By TBY | Qatar | Nov 16, 2017
Qatar has a long pipeline of school projects ahead, and the new legislation introduced by the state aims to trigger the attention of private investors for the construction of education centers.
HH Sheikh Tamim bin Hamad Al Thani, Amir of the State of Qatar, opened the session of the 45th Advisory Council in late 2016 with the assurance that Qatar would issue a PPP law to involve the private sector in a list of projects implemented by the government. Aimed at following HH’s words to the Advisory Council, TBY organized a roundtable in partnership with the Ministry of Economy and Commerce under the name “The implementation of Public-Private Partnerships (PPPs) in the State of Qatar” in April 2017.
TBY’s discussion was opened by HE Sultan bin Rashid Al Khater, Undersecretary of the Ministry of Economy and Commerce. While he stressed the importance of PPPs for the overall economic development of the country, HE Al Khater highlighted the key role this model could have in the pipeline of social infrastructure the peninsula has planned ahead. A number of PPP opportunities had already been identified in collaboration with the Ministry of Education and Higher Education, especially in the construction of new schools. Among the USD20 billion opportunities across all sectors, the Ministry of Economy and Commerce expects 11 private schools and 50 public schools to be developed in public-private cooperation.
As spending in the 2017 budget is set to decline to USD5.4 billion, the Qatari government aims to involve all players in the development of national infrastructure. In this context, PPPs emerge as the solution to ease the strain of funding a pipeline of social projects, including education centers. In August 2016, HE the Minister of Economy and Commerce announced that Qatar was looking to increase FDI in the development of the country’s infrastructure projects. In this regard, a newly established legal framework governing the use of PPPs should provide an additional level of comfort to foreign investors as well as greater guidance to government entities wishing to undertake PPP projects.
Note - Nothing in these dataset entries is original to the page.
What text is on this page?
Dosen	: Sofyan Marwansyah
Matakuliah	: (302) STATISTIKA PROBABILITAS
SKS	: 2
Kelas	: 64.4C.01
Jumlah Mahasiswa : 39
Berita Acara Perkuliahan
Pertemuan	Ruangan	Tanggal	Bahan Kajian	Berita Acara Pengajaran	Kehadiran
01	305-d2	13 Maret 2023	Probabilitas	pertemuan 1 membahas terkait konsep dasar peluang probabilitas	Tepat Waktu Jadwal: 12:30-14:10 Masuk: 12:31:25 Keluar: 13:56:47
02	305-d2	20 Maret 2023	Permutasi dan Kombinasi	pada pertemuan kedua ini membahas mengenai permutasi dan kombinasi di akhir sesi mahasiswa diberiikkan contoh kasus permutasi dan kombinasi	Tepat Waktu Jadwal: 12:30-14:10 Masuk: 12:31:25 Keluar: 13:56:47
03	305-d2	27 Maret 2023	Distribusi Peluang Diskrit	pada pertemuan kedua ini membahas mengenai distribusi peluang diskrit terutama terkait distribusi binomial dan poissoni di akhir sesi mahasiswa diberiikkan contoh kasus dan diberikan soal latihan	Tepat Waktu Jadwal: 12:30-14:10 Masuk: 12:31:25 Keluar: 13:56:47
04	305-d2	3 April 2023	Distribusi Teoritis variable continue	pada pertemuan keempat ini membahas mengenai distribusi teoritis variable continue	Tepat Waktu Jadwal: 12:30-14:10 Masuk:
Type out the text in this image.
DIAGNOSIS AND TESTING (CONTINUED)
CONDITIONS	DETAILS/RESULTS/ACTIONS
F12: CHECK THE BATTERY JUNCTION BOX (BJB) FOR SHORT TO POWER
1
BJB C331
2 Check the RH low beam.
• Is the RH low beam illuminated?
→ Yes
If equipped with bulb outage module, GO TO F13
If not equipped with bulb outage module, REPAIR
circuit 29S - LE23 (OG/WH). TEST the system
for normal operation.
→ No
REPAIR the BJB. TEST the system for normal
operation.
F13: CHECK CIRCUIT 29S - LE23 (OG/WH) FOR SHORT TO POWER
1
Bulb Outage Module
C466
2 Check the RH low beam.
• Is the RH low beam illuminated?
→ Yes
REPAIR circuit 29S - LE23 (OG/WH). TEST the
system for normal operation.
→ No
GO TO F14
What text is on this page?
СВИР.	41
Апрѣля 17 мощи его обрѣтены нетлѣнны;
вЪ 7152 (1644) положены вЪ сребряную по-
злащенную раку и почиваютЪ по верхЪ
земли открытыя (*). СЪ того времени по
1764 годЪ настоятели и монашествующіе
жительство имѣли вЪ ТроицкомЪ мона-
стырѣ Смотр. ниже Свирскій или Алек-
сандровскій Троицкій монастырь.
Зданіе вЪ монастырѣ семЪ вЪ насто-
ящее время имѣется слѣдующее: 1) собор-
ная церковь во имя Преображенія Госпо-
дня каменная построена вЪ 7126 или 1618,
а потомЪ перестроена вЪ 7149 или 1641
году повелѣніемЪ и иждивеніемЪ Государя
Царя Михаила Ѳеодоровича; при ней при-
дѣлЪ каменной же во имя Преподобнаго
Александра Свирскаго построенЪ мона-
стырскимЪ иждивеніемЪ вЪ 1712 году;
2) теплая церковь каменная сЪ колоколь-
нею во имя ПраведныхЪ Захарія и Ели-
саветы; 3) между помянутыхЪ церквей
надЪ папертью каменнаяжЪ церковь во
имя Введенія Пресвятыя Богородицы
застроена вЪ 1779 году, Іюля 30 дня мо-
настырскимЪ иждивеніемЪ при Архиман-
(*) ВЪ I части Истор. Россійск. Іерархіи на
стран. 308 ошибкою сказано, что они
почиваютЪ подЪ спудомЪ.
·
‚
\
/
The Public Works Authority, Ashghal, announced at TBY’s event that it will invest USD20 billion in infrastructure during the next five to seven years. Eng. Abdullah bin Hamad Al-Attiyah, Assistant President of Ashghal, recalled a precedent in the development of schools between the public and private sectors. In 2001, Qatar overhauled its K-12 system and established its first charter schools, a BOT-type project whereby the government finances the school’s construction and awards a three-year operation contract to a private player. More than 40 local independent schools opened after 2004, serving about one-third of all K-12 students in Qatar.
However, the model did not perform successfully, and the quality of primary and secondary education in Qatar was brought into question. For this reason, a new law was issued in May 2016 calling for the establishment of public schools in Qatar. The incoming legislation stipulates that the government will open public schools and provide them with the necessary funds to educate and raise the younger generation of Qataris. The Ministry of Education and Higher Education will regulate these schools and appoint their administrative and academic staff. It will also supervise and develop the schools to ensure high-quality education.
The new legislation is expected to act as a catalyst for the development of Qatar’s education sector. The private sector’s technologies and innovation in public schools will result in a better array of tools and sources to improve the country’s K-12 education and cater to the growing demand of school places in the Gulf. At the same time, PPPs will help diversify sources of funding for infrastructure projects through private sector financing, which will have a positive effect on the public coffers. The implementation of PPPs in the construction of schools will help reduce the government’s burden of capital expenditure and increase FDI, as well as many other advantages such as greater accountability, efficiency and knowledge transfer. At the end of the day, the education of new generations is a matter that involves everyone.